EX-5.1 2 v056837_ex5-1.htm
 

Exhibit 5.1

November 9, 2006


NexMed, Inc.
89 Twin Rivers Drive
East Windsor, NJ 08520

Ladies and Gentlemen:

We have acted as special Nevada counsel to NexMed, Inc., a Nevada corporation (the “Company”), in connection with the filing of a Registration Statement on Form S-8 (the “Registration Statement”) with the Securities and Exchange Commission (the “Commission”) under the Securities Act of 1933, as amended (the “Act”), covering the registration of 3,000,000 shares of the Company’s common stock, par value $0.001 per share (the “Shares”) issuable upon the exercise of options granted, the grant of restricted stock awards, or the grant of stock appreciation rights, pursuant to the Company’s 2006 Stock Incentive Plan (the “Plan”).

We have made such legal and factual examinations and inquiries as we have deemed necessary or appropriate for the purpose of rendering this opinion. We have examined originals or copies certified or otherwise identified to our satisfaction as being true copies or reproductions of the Registration Statement, the Plan, the Company’s Articles of Incorporation and Bylaws, each as amended to date, and such other documents, agreements, instruments and corporate records as we have deemed necessary or appropriate to enable us to render the opinions expressed below. We have also obtained from officers and other representatives of the Company and from public officials, and have relied upon, such certificates, representations and assurances as we have deemed necessary and appropriate for the purpose of this rendering this opinion.

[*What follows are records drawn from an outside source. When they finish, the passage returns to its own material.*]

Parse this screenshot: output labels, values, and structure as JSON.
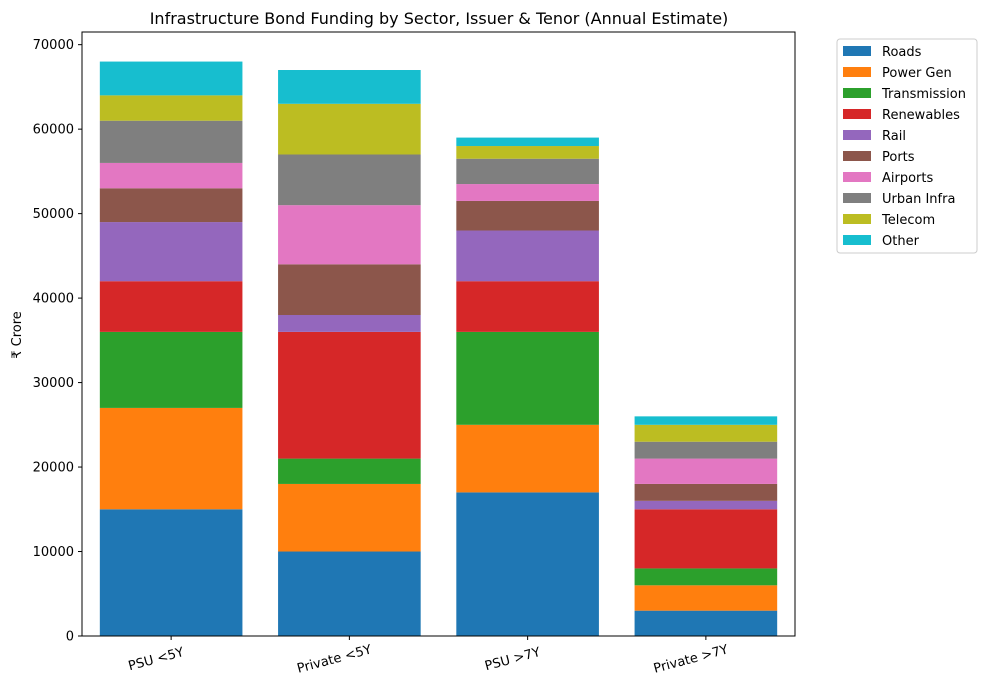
{
  "chart_data": {
    "type": "bar",
    "stacked": true,
    "title": "Infrastructure Bond Funding by Sector, Issuer & Tenor (Annual Estimate)",
    "xlabel": "",
    "ylabel": "₹ Crore",
    "ylim": [
      0,
      71500
    ],
    "yticks": [
      0,
      10000,
      20000,
      30000,
      40000,
      50000,
      60000,
      70000
    ],
    "ytick_labels": [
      "0",
      "10000",
      "20000",
      "30000",
      "40000",
      "50000",
      "60000",
      "70000"
    ],
    "categories": [
      "PSU <5Y",
      "Private <5Y",
      "PSU >7Y",
      "Private >7Y"
    ],
    "legend_position": "outside-top-right",
    "series": [
      {
        "name": "Roads",
        "color": "#1f77b4",
        "values": [
          15000,
          10000,
          17000,
          3000
        ]
      },
      {
        "name": "Power Gen",
        "color": "#ff7f0e",
        "values": [
          12000,
          8000,
          8000,
          3000
        ]
      },
      {
        "name": "Transmission",
        "color": "#2ca02c",
        "values": [
          9000,
          3000,
          11000,
          2000
        ]
      },
      {
        "name": "Renewables",
        "color": "#d62728",
        "values": [
          6000,
          15000,
          6000,
          7000
        ]
      },
      {
        "name": "Rail",
        "color": "#9467bd",
        "values": [
          7000,
          2000,
          6000,
          1000
        ]
      },
      {
        "name": "Ports",
        "color": "#8c564b",
        "values": [
          4000,
          6000,
          3500,
          2000
        ]
      },
      {
        "name": "Airports",
        "color": "#e377c2",
        "values": [
          3000,
          7000,
          2000,
          3000
        ]
      },
      {
        "name": "Urban Infra",
        "color": "#7f7f7f",
        "values": [
          5000,
          6000,
          3000,
          2000
        ]
      },
      {
        "name": "Telecom",
        "color": "#bcbd22",
        "values": [
          3000,
          6000,
          1500,
          2000
        ]
      },
      {
        "name": "Other",
        "color": "#17becf",
        "values": [
          4000,
          4000,
          1000,
          1000
        ]
      }
    ]
  }
}
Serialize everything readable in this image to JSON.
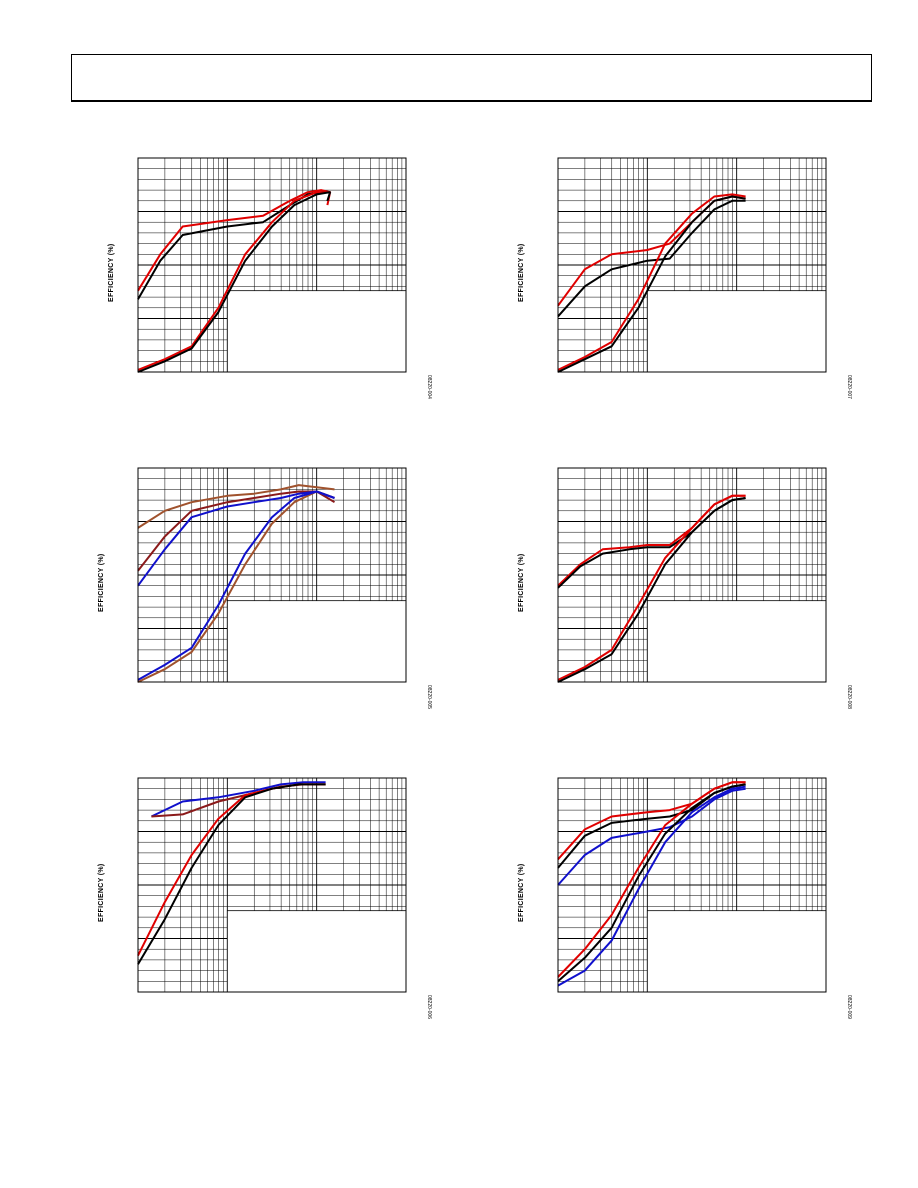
{
  "header": {},
  "chart_data": [
    {
      "type": "line",
      "panel_id": "p1",
      "ylabel": "EFFICIENCY (%)",
      "figure_id": "08220-004",
      "x_scale": "log",
      "x_decades": 3,
      "ylim": [
        0,
        100
      ],
      "grid": true,
      "series": [
        {
          "color": "#e00000",
          "points": [
            [
              0,
              38
            ],
            [
              0.25,
              55
            ],
            [
              0.5,
              68
            ],
            [
              1,
              71
            ],
            [
              1.4,
              73
            ],
            [
              1.7,
              80
            ],
            [
              1.9,
              84
            ],
            [
              2.05,
              85
            ],
            [
              2.15,
              84
            ],
            [
              2.12,
              78
            ]
          ]
        },
        {
          "color": "#000000",
          "points": [
            [
              0,
              34
            ],
            [
              0.25,
              52
            ],
            [
              0.5,
              64
            ],
            [
              1,
              68
            ],
            [
              1.4,
              70
            ],
            [
              1.7,
              78
            ],
            [
              1.9,
              83
            ],
            [
              2.05,
              84
            ],
            [
              2.15,
              84
            ],
            [
              2.12,
              80
            ]
          ]
        },
        {
          "color": "#e00000",
          "points": [
            [
              0,
              1
            ],
            [
              0.3,
              6
            ],
            [
              0.6,
              12
            ],
            [
              0.9,
              30
            ],
            [
              1.2,
              55
            ],
            [
              1.5,
              70
            ],
            [
              1.75,
              80
            ],
            [
              2.0,
              84
            ],
            [
              2.15,
              84
            ]
          ]
        },
        {
          "color": "#000000",
          "points": [
            [
              0,
              0
            ],
            [
              0.3,
              5
            ],
            [
              0.6,
              11
            ],
            [
              0.9,
              28
            ],
            [
              1.2,
              52
            ],
            [
              1.5,
              68
            ],
            [
              1.75,
              78
            ],
            [
              2.0,
              83
            ],
            [
              2.15,
              84
            ]
          ]
        }
      ]
    },
    {
      "type": "line",
      "panel_id": "p2",
      "ylabel": "EFFICIENCY (%)",
      "figure_id": "08220-007",
      "x_scale": "log",
      "x_decades": 3,
      "ylim": [
        0,
        100
      ],
      "grid": true,
      "series": [
        {
          "color": "#e00000",
          "points": [
            [
              0,
              31
            ],
            [
              0.3,
              48
            ],
            [
              0.6,
              55
            ],
            [
              1.0,
              57
            ],
            [
              1.25,
              60
            ],
            [
              1.5,
              70
            ],
            [
              1.75,
              80
            ],
            [
              1.95,
              82
            ],
            [
              2.1,
              81
            ]
          ]
        },
        {
          "color": "#000000",
          "points": [
            [
              0,
              26
            ],
            [
              0.3,
              40
            ],
            [
              0.6,
              48
            ],
            [
              1.0,
              52
            ],
            [
              1.25,
              53
            ],
            [
              1.5,
              65
            ],
            [
              1.75,
              76
            ],
            [
              1.95,
              80
            ],
            [
              2.1,
              80
            ]
          ]
        },
        {
          "color": "#e00000",
          "points": [
            [
              0,
              1
            ],
            [
              0.3,
              7
            ],
            [
              0.6,
              14
            ],
            [
              0.9,
              34
            ],
            [
              1.2,
              60
            ],
            [
              1.5,
              74
            ],
            [
              1.75,
              82
            ],
            [
              1.95,
              83
            ],
            [
              2.1,
              82
            ]
          ]
        },
        {
          "color": "#000000",
          "points": [
            [
              0,
              0
            ],
            [
              0.3,
              6
            ],
            [
              0.6,
              12
            ],
            [
              0.9,
              30
            ],
            [
              1.2,
              54
            ],
            [
              1.5,
              70
            ],
            [
              1.75,
              80
            ],
            [
              1.95,
              82
            ],
            [
              2.1,
              81
            ]
          ]
        }
      ]
    },
    {
      "type": "line",
      "panel_id": "p3",
      "ylabel": "EFFICIENCY (%)",
      "figure_id": "08220-005",
      "x_scale": "log",
      "x_decades": 3,
      "ylim": [
        0,
        100
      ],
      "grid": true,
      "series": [
        {
          "color": "#a0522d",
          "points": [
            [
              0,
              72
            ],
            [
              0.3,
              80
            ],
            [
              0.6,
              84
            ],
            [
              1.0,
              87
            ],
            [
              1.3,
              88
            ],
            [
              1.6,
              90
            ],
            [
              1.8,
              92
            ],
            [
              2.0,
              91
            ],
            [
              2.2,
              90
            ]
          ]
        },
        {
          "color": "#8b1a1a",
          "points": [
            [
              0,
              52
            ],
            [
              0.3,
              68
            ],
            [
              0.6,
              80
            ],
            [
              1.0,
              84
            ],
            [
              1.3,
              86
            ],
            [
              1.6,
              88
            ],
            [
              1.8,
              89
            ],
            [
              2.0,
              89
            ],
            [
              2.2,
              84
            ]
          ]
        },
        {
          "color": "#1010cc",
          "points": [
            [
              0,
              45
            ],
            [
              0.3,
              62
            ],
            [
              0.6,
              77
            ],
            [
              1.0,
              82
            ],
            [
              1.3,
              84
            ],
            [
              1.6,
              86
            ],
            [
              1.8,
              88
            ],
            [
              2.0,
              89
            ],
            [
              2.2,
              86
            ]
          ]
        },
        {
          "color": "#a0522d",
          "points": [
            [
              0,
              0
            ],
            [
              0.3,
              6
            ],
            [
              0.6,
              14
            ],
            [
              0.9,
              32
            ],
            [
              1.2,
              55
            ],
            [
              1.5,
              74
            ],
            [
              1.75,
              84
            ],
            [
              2.0,
              89
            ],
            [
              2.2,
              86
            ]
          ]
        },
        {
          "color": "#1010cc",
          "points": [
            [
              0,
              1
            ],
            [
              0.3,
              8
            ],
            [
              0.6,
              16
            ],
            [
              0.9,
              36
            ],
            [
              1.2,
              60
            ],
            [
              1.5,
              77
            ],
            [
              1.75,
              86
            ],
            [
              2.0,
              89
            ],
            [
              2.2,
              86
            ]
          ]
        }
      ]
    },
    {
      "type": "line",
      "panel_id": "p4",
      "ylabel": "EFFICIENCY (%)",
      "figure_id": "08220-008",
      "x_scale": "log",
      "x_decades": 3,
      "ylim": [
        0,
        100
      ],
      "grid": true,
      "series": [
        {
          "color": "#e00000",
          "points": [
            [
              0,
              45
            ],
            [
              0.25,
              55
            ],
            [
              0.5,
              62
            ],
            [
              0.8,
              63
            ],
            [
              1.0,
              64
            ],
            [
              1.25,
              64
            ],
            [
              1.5,
              72
            ],
            [
              1.75,
              83
            ],
            [
              1.95,
              87
            ],
            [
              2.1,
              87
            ]
          ]
        },
        {
          "color": "#000000",
          "points": [
            [
              0,
              44
            ],
            [
              0.25,
              54
            ],
            [
              0.5,
              60
            ],
            [
              0.8,
              62
            ],
            [
              1.0,
              63
            ],
            [
              1.25,
              63
            ],
            [
              1.5,
              70
            ],
            [
              1.75,
              80
            ],
            [
              1.95,
              85
            ],
            [
              2.1,
              86
            ]
          ]
        },
        {
          "color": "#e00000",
          "points": [
            [
              0,
              1
            ],
            [
              0.3,
              7
            ],
            [
              0.6,
              15
            ],
            [
              0.9,
              36
            ],
            [
              1.2,
              58
            ],
            [
              1.5,
              72
            ],
            [
              1.75,
              83
            ],
            [
              1.95,
              87
            ],
            [
              2.1,
              87
            ]
          ]
        },
        {
          "color": "#000000",
          "points": [
            [
              0,
              0
            ],
            [
              0.3,
              6
            ],
            [
              0.6,
              13
            ],
            [
              0.9,
              32
            ],
            [
              1.2,
              55
            ],
            [
              1.5,
              70
            ],
            [
              1.75,
              80
            ],
            [
              1.95,
              85
            ],
            [
              2.1,
              86
            ]
          ]
        }
      ]
    },
    {
      "type": "line",
      "panel_id": "p5",
      "ylabel": "EFFICIENCY (%)",
      "figure_id": "08220-006",
      "x_scale": "log",
      "x_decades": 3,
      "ylim": [
        0,
        100
      ],
      "grid": true,
      "series": [
        {
          "color": "#1010cc",
          "points": [
            [
              0.15,
              82
            ],
            [
              0.5,
              89
            ],
            [
              0.9,
              91
            ],
            [
              1.3,
              94
            ],
            [
              1.6,
              97
            ],
            [
              1.85,
              98
            ],
            [
              2.1,
              98
            ]
          ]
        },
        {
          "color": "#8b1a1a",
          "points": [
            [
              0.15,
              82
            ],
            [
              0.5,
              83
            ],
            [
              0.9,
              89
            ],
            [
              1.3,
              93
            ],
            [
              1.6,
              96
            ],
            [
              1.85,
              97
            ],
            [
              2.1,
              97
            ]
          ]
        },
        {
          "color": "#e00000",
          "points": [
            [
              0,
              17
            ],
            [
              0.3,
              42
            ],
            [
              0.6,
              64
            ],
            [
              0.9,
              81
            ],
            [
              1.2,
              92
            ],
            [
              1.5,
              95
            ],
            [
              1.8,
              97
            ],
            [
              2.1,
              97
            ]
          ]
        },
        {
          "color": "#000000",
          "points": [
            [
              0,
              13
            ],
            [
              0.3,
              34
            ],
            [
              0.6,
              58
            ],
            [
              0.9,
              78
            ],
            [
              1.2,
              91
            ],
            [
              1.5,
              95
            ],
            [
              1.8,
              97
            ],
            [
              2.1,
              97
            ]
          ]
        }
      ]
    },
    {
      "type": "line",
      "panel_id": "p6",
      "ylabel": "EFFICIENCY (%)",
      "figure_id": "08220-009",
      "x_scale": "log",
      "x_decades": 3,
      "ylim": [
        0,
        100
      ],
      "grid": true,
      "series": [
        {
          "color": "#e00000",
          "points": [
            [
              0,
              62
            ],
            [
              0.3,
              76
            ],
            [
              0.6,
              82
            ],
            [
              1.0,
              84
            ],
            [
              1.25,
              85
            ],
            [
              1.5,
              88
            ],
            [
              1.75,
              95
            ],
            [
              1.95,
              98
            ],
            [
              2.1,
              98
            ]
          ]
        },
        {
          "color": "#000000",
          "points": [
            [
              0,
              58
            ],
            [
              0.3,
              73
            ],
            [
              0.6,
              79
            ],
            [
              1.0,
              81
            ],
            [
              1.25,
              82
            ],
            [
              1.5,
              85
            ],
            [
              1.75,
              93
            ],
            [
              1.95,
              96
            ],
            [
              2.1,
              97
            ]
          ]
        },
        {
          "color": "#1010cc",
          "points": [
            [
              0,
              50
            ],
            [
              0.3,
              64
            ],
            [
              0.6,
              72
            ],
            [
              1.0,
              75
            ],
            [
              1.25,
              77
            ],
            [
              1.5,
              82
            ],
            [
              1.75,
              90
            ],
            [
              1.95,
              94
            ],
            [
              2.1,
              95
            ]
          ]
        },
        {
          "color": "#e00000",
          "points": [
            [
              0,
              7
            ],
            [
              0.3,
              20
            ],
            [
              0.6,
              36
            ],
            [
              0.9,
              58
            ],
            [
              1.2,
              78
            ],
            [
              1.5,
              88
            ],
            [
              1.75,
              95
            ],
            [
              1.95,
              98
            ],
            [
              2.1,
              98
            ]
          ]
        },
        {
          "color": "#000000",
          "points": [
            [
              0,
              5
            ],
            [
              0.3,
              16
            ],
            [
              0.6,
              30
            ],
            [
              0.9,
              54
            ],
            [
              1.2,
              74
            ],
            [
              1.5,
              86
            ],
            [
              1.75,
              93
            ],
            [
              1.95,
              96
            ],
            [
              2.1,
              97
            ]
          ]
        },
        {
          "color": "#1010cc",
          "points": [
            [
              0,
              3
            ],
            [
              0.3,
              10
            ],
            [
              0.6,
              24
            ],
            [
              0.9,
              48
            ],
            [
              1.2,
              70
            ],
            [
              1.5,
              84
            ],
            [
              1.75,
              91
            ],
            [
              1.95,
              95
            ],
            [
              2.1,
              96
            ]
          ]
        }
      ]
    }
  ]
}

Without limiting the generality of the foregoing, in our examination, we have, with your permission, assumed without independent verification, that (i) each document we examined has been duly and validly executed and delivered by each party thereto to the extent due execution and delivery are a prerequisite to the effectiveness thereof; (ii) the statements of fact and all representations and warranties set forth in the documents we have examined are true and correct; (iii) each natural person executing a document has sufficient legal capacity to do so; (iv) all documents submitted to us as originals are authentic, the signatures on all documents that we examined are genuine, and all documents submitted to us as certified, conformed, photostatic, electronic or facsimile copies conform to the original document; (v) there are no oral or written modification of or amendments to the documents we examined and there has been no waiver of the provisions thereof by action or conduct of the parties or otherwise; and (vi) all corporate records made available to us by the Company and all public records we have reviewed are accurate and complete.

 
 

NexMed, Inc.
November 9, 2006

Page 2
 
We are qualified to practice law in the State of Nevada. The opinions set forth herein are expressly limited to the effect of the general corporate laws of the State of Nevada and we do not purport to be experts on, or to express any opinion with respect to the applicability thereto, or to the effect thereon of, the laws of any other jurisdiction. We express no opinion herein concerning, and we assume no responsibility as to laws or judicial decisions related to any orders, consents or other authorizations or approvals as may be required by any federal law, including any federal securities law, or any state securities or “Blue Sky” laws.

Based on the foregoing, and in reliance thereon, and having regard to legal considerations and other information that we deem relevant, we are of the opinion that the Shares are duly authorized for issuance and, when and to the extent issued in accordance with the terms of the Plan, as described in the Registration Statement, the Shares will be validly issued, fully paid and non-assessable.

The opinions expressed herein are based upon the applicable Nevada laws in effect and the facts in existence as of the date of this letter. No opinions are offered or implied as to any matter, and no inference may be drawn, beyond the strict scope of the specific issues expressly addressed by the opinions herein.

We consent to the filing of this opinion as an exhibit to the Registration Statement. In giving this consent, we do not admit that we are in the category of persons whose consent is required under Section 7 of the Act or the rules and regulations of the Commission promulgated thereunder.